Meta, perusahaan induk WhatsApp, menganggap langkah ini sebagai kemunduran bagi kebebasan komunikasi lebih dari 100 juta pengguna di Rusia, yang justru bisa meningkatkan risiko keamanan jika dipaksa menggunakan aplikasi tanpa proteksi kuat.

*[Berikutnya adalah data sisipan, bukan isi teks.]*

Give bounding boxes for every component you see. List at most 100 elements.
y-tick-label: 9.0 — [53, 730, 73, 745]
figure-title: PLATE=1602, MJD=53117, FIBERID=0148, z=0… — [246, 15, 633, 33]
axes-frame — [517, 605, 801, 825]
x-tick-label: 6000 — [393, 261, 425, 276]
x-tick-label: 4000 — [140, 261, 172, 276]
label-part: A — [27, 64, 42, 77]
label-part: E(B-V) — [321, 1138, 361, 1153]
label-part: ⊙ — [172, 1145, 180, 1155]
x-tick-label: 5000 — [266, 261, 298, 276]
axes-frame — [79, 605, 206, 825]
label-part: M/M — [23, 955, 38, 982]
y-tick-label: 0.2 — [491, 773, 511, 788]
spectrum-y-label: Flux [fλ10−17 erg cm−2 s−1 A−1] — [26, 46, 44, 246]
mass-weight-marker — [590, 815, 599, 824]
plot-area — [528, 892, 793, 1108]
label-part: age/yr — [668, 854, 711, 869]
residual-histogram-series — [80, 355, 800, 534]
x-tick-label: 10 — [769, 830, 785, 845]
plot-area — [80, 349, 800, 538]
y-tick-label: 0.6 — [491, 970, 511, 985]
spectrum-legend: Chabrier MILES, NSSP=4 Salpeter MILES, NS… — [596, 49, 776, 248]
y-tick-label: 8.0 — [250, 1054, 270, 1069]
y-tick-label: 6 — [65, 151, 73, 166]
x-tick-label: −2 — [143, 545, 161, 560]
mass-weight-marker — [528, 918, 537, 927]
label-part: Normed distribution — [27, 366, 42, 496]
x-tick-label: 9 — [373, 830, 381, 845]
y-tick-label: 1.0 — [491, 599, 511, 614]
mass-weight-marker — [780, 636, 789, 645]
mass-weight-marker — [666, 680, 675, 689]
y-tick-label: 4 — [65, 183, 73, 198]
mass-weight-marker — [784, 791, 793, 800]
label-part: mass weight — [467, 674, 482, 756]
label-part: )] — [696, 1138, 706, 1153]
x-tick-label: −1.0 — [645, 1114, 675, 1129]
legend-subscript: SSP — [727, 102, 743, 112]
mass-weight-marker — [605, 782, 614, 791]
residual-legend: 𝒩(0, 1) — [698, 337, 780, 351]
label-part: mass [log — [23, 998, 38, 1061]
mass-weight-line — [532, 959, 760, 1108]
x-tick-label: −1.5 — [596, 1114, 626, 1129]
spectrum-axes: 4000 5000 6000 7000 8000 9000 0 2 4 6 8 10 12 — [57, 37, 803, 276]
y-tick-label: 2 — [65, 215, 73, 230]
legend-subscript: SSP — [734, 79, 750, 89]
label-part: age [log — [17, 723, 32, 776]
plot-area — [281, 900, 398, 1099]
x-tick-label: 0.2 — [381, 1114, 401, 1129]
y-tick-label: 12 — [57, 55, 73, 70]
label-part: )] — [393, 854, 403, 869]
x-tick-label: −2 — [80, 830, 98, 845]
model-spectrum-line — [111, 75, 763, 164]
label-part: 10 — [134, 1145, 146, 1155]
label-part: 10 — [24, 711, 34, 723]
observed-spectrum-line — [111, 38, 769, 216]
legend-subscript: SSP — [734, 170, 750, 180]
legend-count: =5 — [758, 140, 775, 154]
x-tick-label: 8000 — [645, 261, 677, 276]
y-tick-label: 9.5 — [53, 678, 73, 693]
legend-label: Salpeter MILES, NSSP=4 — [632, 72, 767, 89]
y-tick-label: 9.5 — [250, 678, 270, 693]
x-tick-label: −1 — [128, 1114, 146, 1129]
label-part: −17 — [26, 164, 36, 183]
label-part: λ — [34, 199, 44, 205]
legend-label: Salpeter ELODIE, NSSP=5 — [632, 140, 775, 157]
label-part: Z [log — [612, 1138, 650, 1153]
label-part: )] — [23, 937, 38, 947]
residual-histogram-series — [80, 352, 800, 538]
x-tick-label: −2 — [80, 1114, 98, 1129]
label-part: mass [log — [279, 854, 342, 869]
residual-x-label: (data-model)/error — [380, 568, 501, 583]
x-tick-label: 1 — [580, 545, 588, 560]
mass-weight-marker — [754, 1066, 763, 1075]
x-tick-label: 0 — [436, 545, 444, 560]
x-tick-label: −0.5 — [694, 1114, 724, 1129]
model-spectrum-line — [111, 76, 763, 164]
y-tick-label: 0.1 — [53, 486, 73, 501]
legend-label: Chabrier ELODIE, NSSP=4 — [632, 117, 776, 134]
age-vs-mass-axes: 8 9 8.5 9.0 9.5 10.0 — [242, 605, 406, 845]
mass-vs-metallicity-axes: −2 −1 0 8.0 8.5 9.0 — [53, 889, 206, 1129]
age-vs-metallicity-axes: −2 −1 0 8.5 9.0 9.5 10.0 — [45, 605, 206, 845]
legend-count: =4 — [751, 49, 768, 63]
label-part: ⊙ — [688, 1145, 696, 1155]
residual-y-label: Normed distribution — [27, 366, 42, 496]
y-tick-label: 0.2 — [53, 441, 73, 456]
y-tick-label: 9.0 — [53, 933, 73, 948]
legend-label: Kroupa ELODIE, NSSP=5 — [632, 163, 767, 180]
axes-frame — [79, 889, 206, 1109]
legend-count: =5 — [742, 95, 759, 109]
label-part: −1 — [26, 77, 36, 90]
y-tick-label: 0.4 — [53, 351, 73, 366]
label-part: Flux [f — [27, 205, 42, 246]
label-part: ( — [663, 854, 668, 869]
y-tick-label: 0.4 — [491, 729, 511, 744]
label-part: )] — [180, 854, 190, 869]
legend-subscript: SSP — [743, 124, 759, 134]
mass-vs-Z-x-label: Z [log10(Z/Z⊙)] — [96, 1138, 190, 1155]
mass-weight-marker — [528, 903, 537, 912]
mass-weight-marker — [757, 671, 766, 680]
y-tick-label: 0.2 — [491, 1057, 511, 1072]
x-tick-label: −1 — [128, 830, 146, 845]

CEO Telegram, Pavel Durov, juga mengkritik tindakan Rusia yang dianggap sebagai cara untuk mengendalikan rakyatnya melalui sensor dan pengawasan digital. Meski demikian, upaya memblokir aplikasi asing seperti Telegram pernah mengalami kegagalan karena pengguna menemukan cara mengakali pembatasan tersebut.
Referensi:
[1] https://www.cnbcindonesia.com/tech/20260212131817-37-710577/whatsapp-diblokir-warga-diminta-pakai-aplikasi-buatan-pemerintah
[1] https://www.cnbcindonesia.com/tech/20260212131817-37-710577/whatsapp-diblokir-warga-diminta-pakai-aplikasi-buatan-pemerintah
Analisis Ahli
Pavel Durov
"Pembatasan ini merupakan upaya pemerintah untuk memaksa penggunaan aplikasi yang sepenuhnya dapat diawasi dan disensor, yang secara efektif mengurangi kebebasan warga dan akses terhadap layanan komunikasi privat."
Analisis Kami
"Langkah Rusia ini merupakan contoh nyata bagaimana negara bisa menggunakan regulasi dan teknologi untuk mengendalikan arus informasi dan mengekang kebebasan digital. Namun, pembatasan ini justru berpotensi mendorong warga mencari cara-cara alternatif seperti VPN untuk mempertahankan kebebasan komunikasi mereka."
Prediksi Kami
Di masa depan, kemungkinan besar Rusia akan memblokir total WhatsApp dan menekan pengguna untuk beralih ke aplikasi Max, yang dapat meningkatkan pengawasan pemerintah dan membatasi privasi komunikasi warga Rusia secara signifikan.
Pertanyaan Terkait
Q
Apa alasan pemerintah Rusia membatasi akses ke WhatsApp?A
Pemerintah Rusia membatasi akses ke WhatsApp dengan alasan keamanan dan untuk mendorong penggunaan aplikasi buatan negara.Q
Berapa jumlah pengguna WhatsApp di Rusia yang terancam akibat pembatasan ini?A
Lebih dari 100 juta pengguna WhatsApp di Rusia terancam akibat pembatasan ini.Q
Apa itu aplikasi Max yang dikembangkan oleh Rusia?A
Aplikasi Max adalah aplikasi komunikasi buatan pemerintah Rusia yang mengintegrasikan layanan pesan dan layanan pemerintah tanpa enkripsi.Q
Siapa yang dipimpin oleh Vladimir Putin dalam konteks pembatasan aplikasi?A
Vladimir Putin memimpin Rusia, yang telah menerapkan langkah-langkah untuk memperketat kontrol terhadap aplikasi komunikasi.Q
Apa yang dikatakan CEO Telegram mengenai pembatasan akses terhadap layanannya?A
CEO Telegram, Pavel Durov, menyatakan bahwa pembatasan akses adalah upaya untuk memaksa rakyat menggunakan aplikasi yang dapat diawasi oleh negara.